Micheline Szwajcer

Mark Luyten - Nico Dockx

08 Sep - 22 Oct 2011

Untitled ('Recent Work'), 2011
200 x 245 cm
oil on canvas
(today)
8 September - 22 October

A title that refers to time. A time, somewhere between the past and future, indefinite. On the other hand, today is also a specific time, the time of now, the moment where we are immediately present.The exhibition goes in search of the blind spot that the past and future strike in the present. The now is short, fleeting, and repeats itself again and again, without end. (Endlessly can be read on a canvas.)
Each painting shows its particular history in an accumulation of images: the artwork not as a synthesis of a world but as a now through which its past emerges.

GMS Artist Talk 001

The weight of a material past. The artist versus his body of work.
Mark Luyten in conversation with Nico Dockx, moderated by Caroline Dumalin.

Why?

The gallery wishes to dedicate an alternative space to the conceptual component of its exhibitions by providing a platform for reflection and debate. Following this ambition, the first in a new series of artist talks will take form on Wednesday, October 5th, 2011 at 7:00 pm.

What?

Mark Luyten's solo exhibition ‘(today)’ is founded on the elusiveness of the now. Whose now? First and foremost that of the individual artist himself, who finds himself faced with his own material past. As his practice develops and extends over time, traces of this past have accumulated in the artist’s studio. Today, a number of older works clearly underwent destructive interventions. Creation has been understood as revision, which is of course an endless activity, a downright Sisyphean task. Such an awareness is quite literally present in the exhibition. It raises the question of what Luyten actually hopes to achieve with this seemingly negative strategy. If the oeuvre of an artist is a tradition on a micro scale, to what extent does it resist the development of "new" work?

Who?

Mark Luyten (b. 1955) is a visual artist and teacher at the academy of Sint-Lucas in Antwerp. His work has been represented by and exhibited at GMS since the mid-eighties.

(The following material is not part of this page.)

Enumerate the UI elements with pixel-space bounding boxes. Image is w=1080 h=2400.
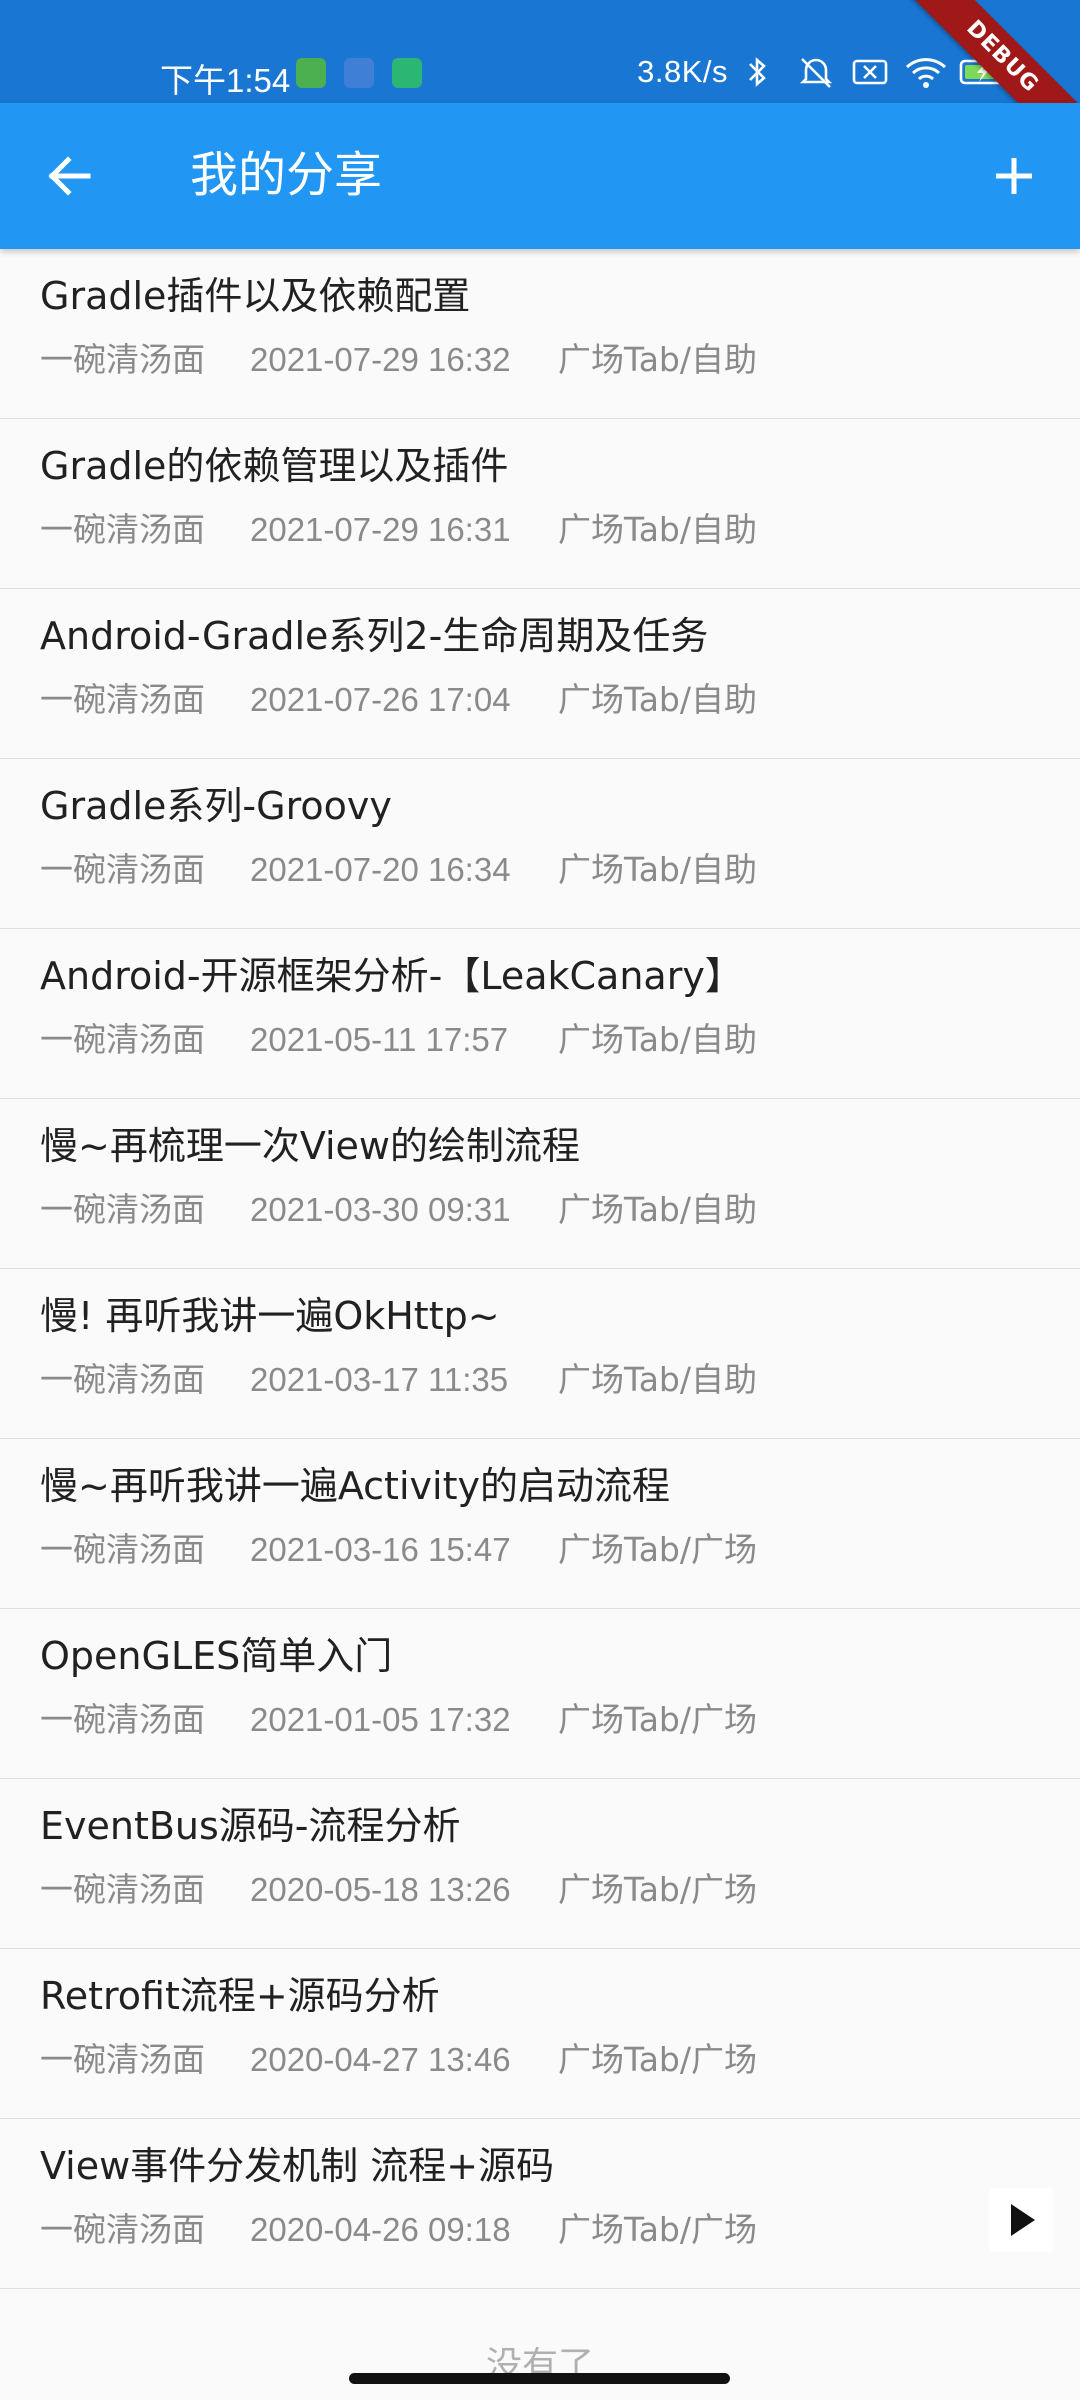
list-item[interactable]: Android-开源框架分析-【LeakCanary】 一碗清汤面 2021-05… (0, 929, 1080, 1099)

Nico Dockx (b. 1974) is a visual artist and researcher at the Royal Academy of Fine Arts Antwerp (KASKA). Since 2001, he has regularly collaborated with Mark Luyten, represented by Lightmachine Agency.

Caroline Dumalin (b. 1986) was trained as an art historian and critic at the K.U.Leuven, l'Université Paris-Sorbonne (Paris IV), and the School of Visual Arts in New York. She currently works as Micheline Szwajcer’s assistant.